20. Our view is there were failings by the Trust mammographers in not noting the patient had reported a lump on the computer and report sheet. The result was the radiographers did not have access to all the information available. The Trust did not do everything it could have done with the information it had. If the radiographers had been provided with this additional knowledge, this could have influenced the way they interpreted the mammogram.
21. In summary, we know our adviser would have categorised the mammogram as requiring recall. Mrs A likely informed the Trust she had a lump. Mrs A went on to develop a malignancy in the same breast/area.
22. We asked our adviser, if Mrs A had been recalled in 2017, what likely clinical tests/assessments the Trust would have done. Our adviser explained a recall would involve a physical examination of the breast, very likely an ultrasound scan if there was a palpable lump or other abnormal finding, and then a repeat mammogram. If this revealed an abnormality, doctors would have performed a biopsy.
23. Mrs A told us, she cannot stop thinking that if the Trust had identified the cancer earlier, her treatment and the impact on her life would have been less.
24. To explore a possible injustice, we consulted again with our adviser. They explained it is not possible to say for certain what the impact would have been if doctors had reassessed Mrs A in 2017. Although the asymmetric soft tissue density described above lies in the general area of the later malignancy, it does not necessarily represent early malignancy.
25. Neither is it possible to say for certain whether a clinical examination would have found a breast lump. Although Mrs A suspected one, it is quite common that patients’ reported breast lumps turn out to be nothing abnormal on assessment and investigation.
26. But it is also possible that, if the Trust had recalled Mrs A for assessment, doctors would have found a lump on examination. If so, further ultrasound or mammography screening could have led to a biopsy and diagnosis of the breast malignancy at a much earlier stage.
27. If this had happened, Mrs A’s treatment could have been less invasive, and there could have been a much reduced impact on her long-term health when compared with the later diagnosis. For instance, the risk of metastatic spread would have been considerably reduced.
28. We have weighed up the evidence and our view is, if the Trust had documented in Mrs A’s notes that she had presented with concerns about a lump in her breast, this may have influenced the way the radiologists viewed her mammogram results, and they may have changed their categorisation and the decision not to list her for recall.

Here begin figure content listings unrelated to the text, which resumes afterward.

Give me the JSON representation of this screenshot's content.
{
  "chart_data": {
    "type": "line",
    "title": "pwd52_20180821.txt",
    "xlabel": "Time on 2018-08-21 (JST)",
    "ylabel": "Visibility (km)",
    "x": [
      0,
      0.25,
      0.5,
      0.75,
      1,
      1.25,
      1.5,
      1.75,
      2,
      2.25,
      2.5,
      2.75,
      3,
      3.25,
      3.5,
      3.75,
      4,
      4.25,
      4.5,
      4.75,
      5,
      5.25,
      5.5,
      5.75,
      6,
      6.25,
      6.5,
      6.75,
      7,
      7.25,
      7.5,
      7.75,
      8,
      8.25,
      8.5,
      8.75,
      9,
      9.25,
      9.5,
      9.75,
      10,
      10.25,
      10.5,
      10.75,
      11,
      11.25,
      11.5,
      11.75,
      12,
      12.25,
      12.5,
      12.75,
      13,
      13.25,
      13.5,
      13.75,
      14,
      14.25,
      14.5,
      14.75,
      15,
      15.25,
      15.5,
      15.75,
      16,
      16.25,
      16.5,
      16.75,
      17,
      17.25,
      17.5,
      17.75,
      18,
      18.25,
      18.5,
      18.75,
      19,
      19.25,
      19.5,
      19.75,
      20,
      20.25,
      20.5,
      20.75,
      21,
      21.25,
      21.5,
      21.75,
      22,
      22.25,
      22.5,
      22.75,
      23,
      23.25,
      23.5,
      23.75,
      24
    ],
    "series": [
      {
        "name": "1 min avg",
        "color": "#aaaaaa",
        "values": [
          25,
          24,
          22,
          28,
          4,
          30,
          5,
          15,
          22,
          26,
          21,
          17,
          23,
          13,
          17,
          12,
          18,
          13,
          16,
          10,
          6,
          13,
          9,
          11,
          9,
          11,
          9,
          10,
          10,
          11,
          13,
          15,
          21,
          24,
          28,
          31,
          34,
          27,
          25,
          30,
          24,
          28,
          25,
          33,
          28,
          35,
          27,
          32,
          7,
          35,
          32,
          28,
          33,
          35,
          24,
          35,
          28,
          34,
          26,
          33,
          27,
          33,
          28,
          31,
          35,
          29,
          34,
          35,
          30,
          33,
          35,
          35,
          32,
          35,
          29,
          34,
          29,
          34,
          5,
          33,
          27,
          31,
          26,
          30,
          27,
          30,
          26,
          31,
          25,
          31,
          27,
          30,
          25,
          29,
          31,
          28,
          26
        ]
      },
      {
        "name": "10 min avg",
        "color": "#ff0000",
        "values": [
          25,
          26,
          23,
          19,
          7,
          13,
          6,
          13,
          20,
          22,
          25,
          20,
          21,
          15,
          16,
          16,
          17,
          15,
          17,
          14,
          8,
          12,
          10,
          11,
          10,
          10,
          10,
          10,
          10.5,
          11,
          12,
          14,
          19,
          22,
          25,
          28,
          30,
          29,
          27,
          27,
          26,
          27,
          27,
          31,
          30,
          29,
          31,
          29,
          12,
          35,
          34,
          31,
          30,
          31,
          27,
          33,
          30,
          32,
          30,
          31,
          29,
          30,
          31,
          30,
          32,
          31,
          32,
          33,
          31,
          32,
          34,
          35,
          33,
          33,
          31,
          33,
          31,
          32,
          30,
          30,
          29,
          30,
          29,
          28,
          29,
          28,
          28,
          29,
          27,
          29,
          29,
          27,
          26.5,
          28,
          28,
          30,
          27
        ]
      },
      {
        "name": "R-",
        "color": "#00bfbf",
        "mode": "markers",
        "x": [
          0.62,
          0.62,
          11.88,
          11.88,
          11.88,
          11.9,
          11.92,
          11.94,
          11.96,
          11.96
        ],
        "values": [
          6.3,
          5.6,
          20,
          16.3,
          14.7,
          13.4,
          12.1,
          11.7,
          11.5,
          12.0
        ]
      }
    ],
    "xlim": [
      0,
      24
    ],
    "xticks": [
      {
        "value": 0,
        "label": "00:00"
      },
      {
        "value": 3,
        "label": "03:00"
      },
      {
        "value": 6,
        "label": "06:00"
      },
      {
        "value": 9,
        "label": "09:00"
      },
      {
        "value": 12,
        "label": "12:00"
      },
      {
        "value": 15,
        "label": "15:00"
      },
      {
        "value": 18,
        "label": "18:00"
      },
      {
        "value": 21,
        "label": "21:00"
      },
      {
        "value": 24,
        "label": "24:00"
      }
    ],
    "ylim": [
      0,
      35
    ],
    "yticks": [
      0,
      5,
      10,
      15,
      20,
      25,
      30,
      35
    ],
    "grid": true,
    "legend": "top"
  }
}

29. The Trust deprived Mrs A of the opportunity for further assessment by not recalling her in 2017. While we cannot say with certainty her treatment would have been less extensive, the distress of not knowing this is ongoing for Mrs A. This injustice is linked to the Trust’s failure to record her reported lump and its follow-up decision to not recall her.
30. As the Trust has not recognised its failings, it has not taken steps to put things right. Based on our Principles for Remedy (our principles), where there have been failings leading to an injustice, the public organisation should try to offer to put things right, in order to return the complainant to the position they would have been in, if the failings had not happened. Paragraph 59 of our principles says an appropriate range of actions should include: an apology, explanation and acceptance of responsibility; action to put things right, for example, service improvements to minimise the risk of something happening again; also, payment in recognition of the injustice suffered.
31. In order to decide on the right level of financial compensation, we use our scale of injustice to consider the impact on the person. If it is not possible to return them to the position they were previously in, an organisation should make an appropriate payment. When deciding on a financial payment, we also refer to past payments we have made in similar circumstances.